China’s influence over Myanmar has lasted more than a decade. Chinese manipulation of other Southeast Asian countries, especially by the military sector, has lasted even longer. In all this time, questions have been raised about China’s influence over Myanmar and Laos’s sovereignty.

“Whenever the Lao PDR needs to host a major international event they turned to the Chinese government to finance and build –first they built the new sports stadium for the hosting of the ASEAN games. In 2012 China built the ASEM conference centre and residential complex. Meanwhile a new Chinatown is springing up in part of the capital Vientiane,” said journalist Tom Fawthrop.

Moreover, there is the plan to build a hugely expensive Hi-speed train connecting Kunming- Vientiane will bring an ever greater influx of Chinese establishing themselves as immigrants –both legal and illegal- and threatening the survival of the Lao nations and its patchwork of  more than 50 different ethnic groups, Fawthrop added. 

“In the area of the Golden Triangle, the Lao communist government has virtually ceded all control over 16,000 hectares of land to Chinese tycoon Chao Wei and his King Romans Group. A similar pattern has been at work in Myanmar with China dominating extractive industries and hydropower dam construction,” he said.

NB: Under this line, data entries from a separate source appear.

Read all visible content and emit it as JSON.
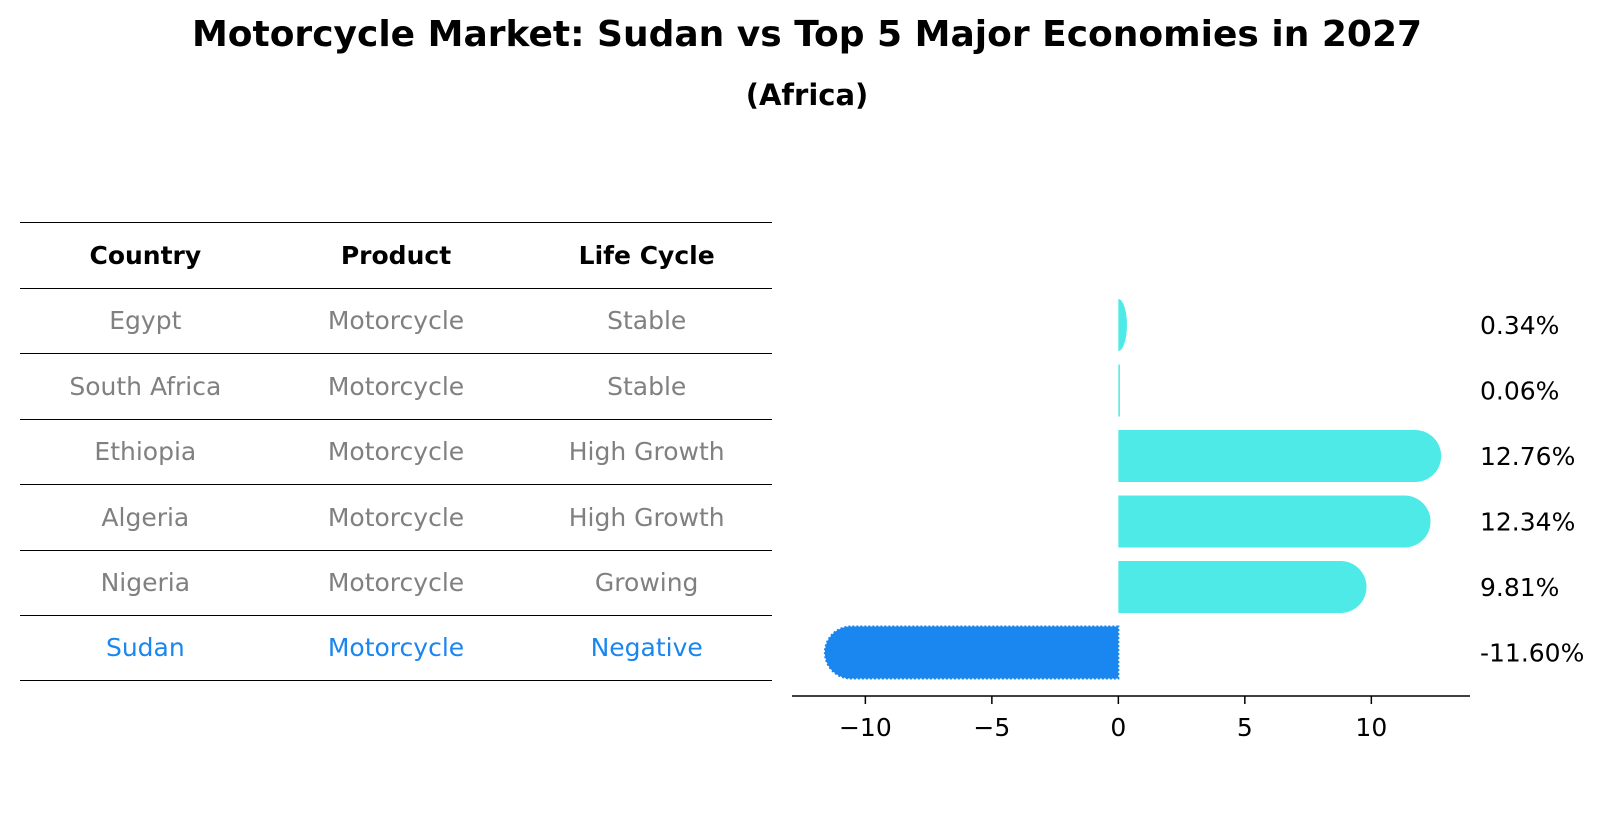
{
  "title": "Motorcycle Market: Sudan vs Top 5 Major Economies in 2027",
  "subtitle": "(Africa)",
  "table": {
    "headers": [
      "Country",
      "Product",
      "Life Cycle"
    ],
    "rows": [
      [
        "Egypt",
        "Motorcycle",
        "Stable"
      ],
      [
        "South Africa",
        "Motorcycle",
        "Stable"
      ],
      [
        "Ethiopia",
        "Motorcycle",
        "High Growth"
      ],
      [
        "Algeria",
        "Motorcycle",
        "High Growth"
      ],
      [
        "Nigeria",
        "Motorcycle",
        "Growing"
      ],
      [
        "Sudan",
        "Motorcycle",
        "Negative"
      ]
    ],
    "highlight_row": 5
  },
  "colors": {
    "highlight": "#1a86f0",
    "bar": "#4deae8",
    "muted_text": "#808080"
  },
  "chart_data": {
    "type": "bar",
    "orientation": "horizontal",
    "categories": [
      "Egypt",
      "South Africa",
      "Ethiopia",
      "Algeria",
      "Nigeria",
      "Sudan"
    ],
    "values": [
      0.34,
      0.06,
      12.76,
      12.34,
      9.81,
      -11.6
    ],
    "value_labels": [
      "0.34%",
      "0.06%",
      "12.76%",
      "12.34%",
      "9.81%",
      "-11.60%"
    ],
    "xlim": [
      -12.9,
      13.9
    ],
    "xticks": [
      -10,
      -5,
      0,
      5,
      10
    ],
    "xtick_labels": [
      "−10",
      "−5",
      "0",
      "5",
      "10"
    ],
    "xlabel": "",
    "ylabel": "",
    "grid": false
  }
}
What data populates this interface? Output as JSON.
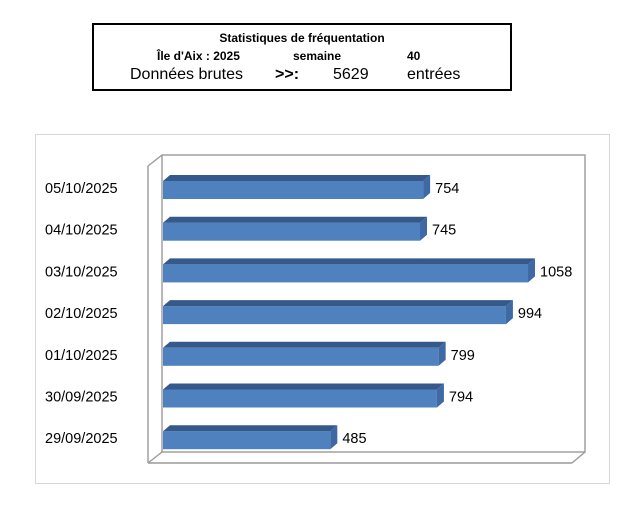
{
  "header": {
    "title": "Statistiques de  fréquentation",
    "location_label": "Île d'Aix :  2025",
    "week_label": "semaine",
    "week_number": "40",
    "data_label": "Données brutes",
    "arrow_label": ">>:",
    "total_entries": "5629",
    "unit_label": "entrées"
  },
  "chart_data": {
    "type": "bar",
    "orientation": "horizontal",
    "style": "3d",
    "title": "",
    "xlabel": "",
    "ylabel": "",
    "categories": [
      "05/10/2025",
      "04/10/2025",
      "03/10/2025",
      "02/10/2025",
      "01/10/2025",
      "30/09/2025",
      "29/09/2025"
    ],
    "values": [
      754,
      745,
      1058,
      994,
      799,
      794,
      485
    ],
    "xlim": [
      0,
      1200
    ],
    "grid": false,
    "legend": false,
    "data_labels": true,
    "colors": {
      "bar_front": "#4e81bd",
      "bar_top": "#36598c",
      "bar_side": "#3e69a4",
      "frame_line": "#9a9a9a",
      "wall_fill": "#ffffff",
      "label_text": "#000000"
    }
  }
}
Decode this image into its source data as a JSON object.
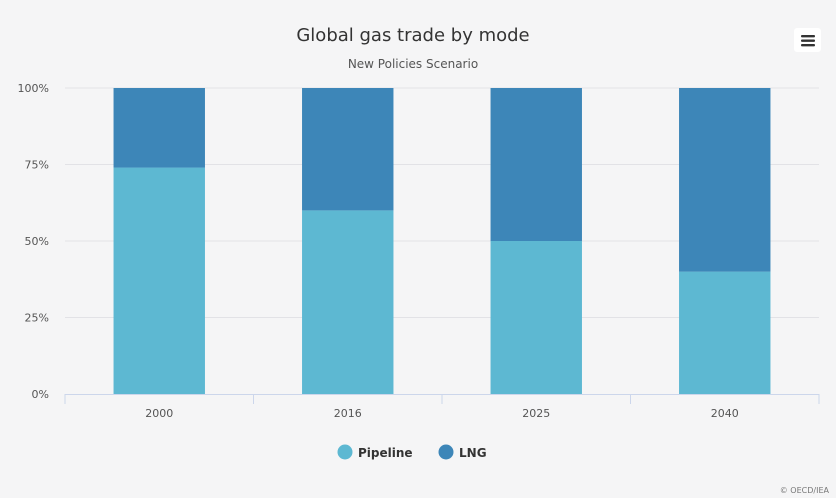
{
  "chart_data": {
    "type": "bar",
    "stacked": true,
    "title": "Global gas trade by mode",
    "subtitle": "New Policies Scenario",
    "categories": [
      "2000",
      "2016",
      "2025",
      "2040"
    ],
    "series": [
      {
        "name": "Pipeline",
        "color": "#5db8d2",
        "values": [
          74,
          60,
          50,
          40
        ]
      },
      {
        "name": "LNG",
        "color": "#3d86b8",
        "values": [
          26,
          40,
          50,
          60
        ]
      }
    ],
    "y_ticks": [
      "0%",
      "25%",
      "50%",
      "75%",
      "100%"
    ],
    "ylim": [
      0,
      100
    ],
    "grid": true,
    "legend": "bottom-center"
  },
  "menu": {
    "icon": "hamburger-menu-icon"
  },
  "credits": "© OECD/IEA"
}
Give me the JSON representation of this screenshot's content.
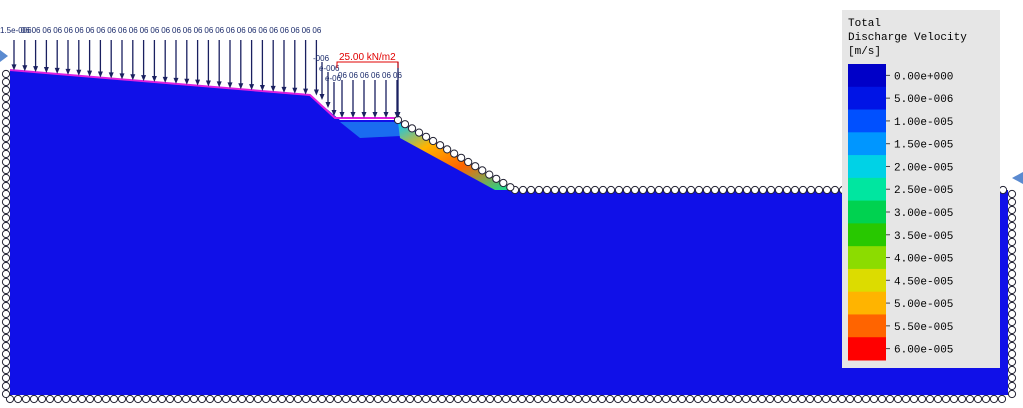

Chinese projects under dispute

According to the history of Myanmar-China bilateral relations, there has been much give and take. The government that took office after Myanmar gained independence worried about the invasion of China. The military dictatorships after the 1988 uprising, by contrast, totally relied on China, took out loans, and signed agreements.

During the time of the State Peace and Development Council (SPDC) and State Law and Order Restoration Council (SLORC) governments, Myanmar took Chinese assistance and with no concern of transparency surrounding any of the projects involved.

Therefore, every agreement signed with the Chinese has been biased and unfair.

Currently, the Chinese government is mainly emphasizing five megaprojects in Myanmar. They are the Letpadaungtaung copper mine, the Myitsone dam, the Tarpane hydropower project, the Kyauk Phyu-Kumming oil pipeline and the Takhaung nickel mine.

Among these projects, the Myitsone dam was suspended by President Thein Sein due to strong opposition from the public. The Kyaukphyu-Kunming oil pipeline project is finished, and the Letpadaungtaung project—although opposed by the public—has been allowed to continue.

“Many of these controversial projects clearly offer many benefits to China, but what does Myanmar lose more than it gains from such environmentally destructive dams and toxic mining projects? The benefits appear to be lopsided in China's favour,” said Fawthrop.

“If we are dependent on China, they will use us. It’s like what the doctor will be like if the patient has a stomach pain. We have to do whatever we can to avoid stomach pain if we don’t want the doctor to look at it,” said Dr Aung Ko Ko. 

Hla Shwe, a student leader from the 1962 generation, said that not enough is known about what kind of agreements have been made between the two countries.

“Some agreements have not been publicly announced, and the people are always the last to know. We have to examine each one of them, on a case-by-case basis, for the benefit of the country. It is the government’s duty to look at them from a national security perspective,” said Hla Shwe.

People who examine the projects from a national security perspective say the Kyaukphyu-Kumming railroad should not be allowed.

Normally, when the government has approved a project after looking only at the economical benefits, subsequent problems have been difficult to anticipate.

“In the midst of the Rakhine State and Muslim conflicts happening in Myanmar, the oil and gas project is finished. Now, we can’t allow the construction of the railroad to be completed while we’re focused on amending the constitution and preparing for the 2015 election. We have to look at all aspects,” said EMG CEO Than Htut Aung.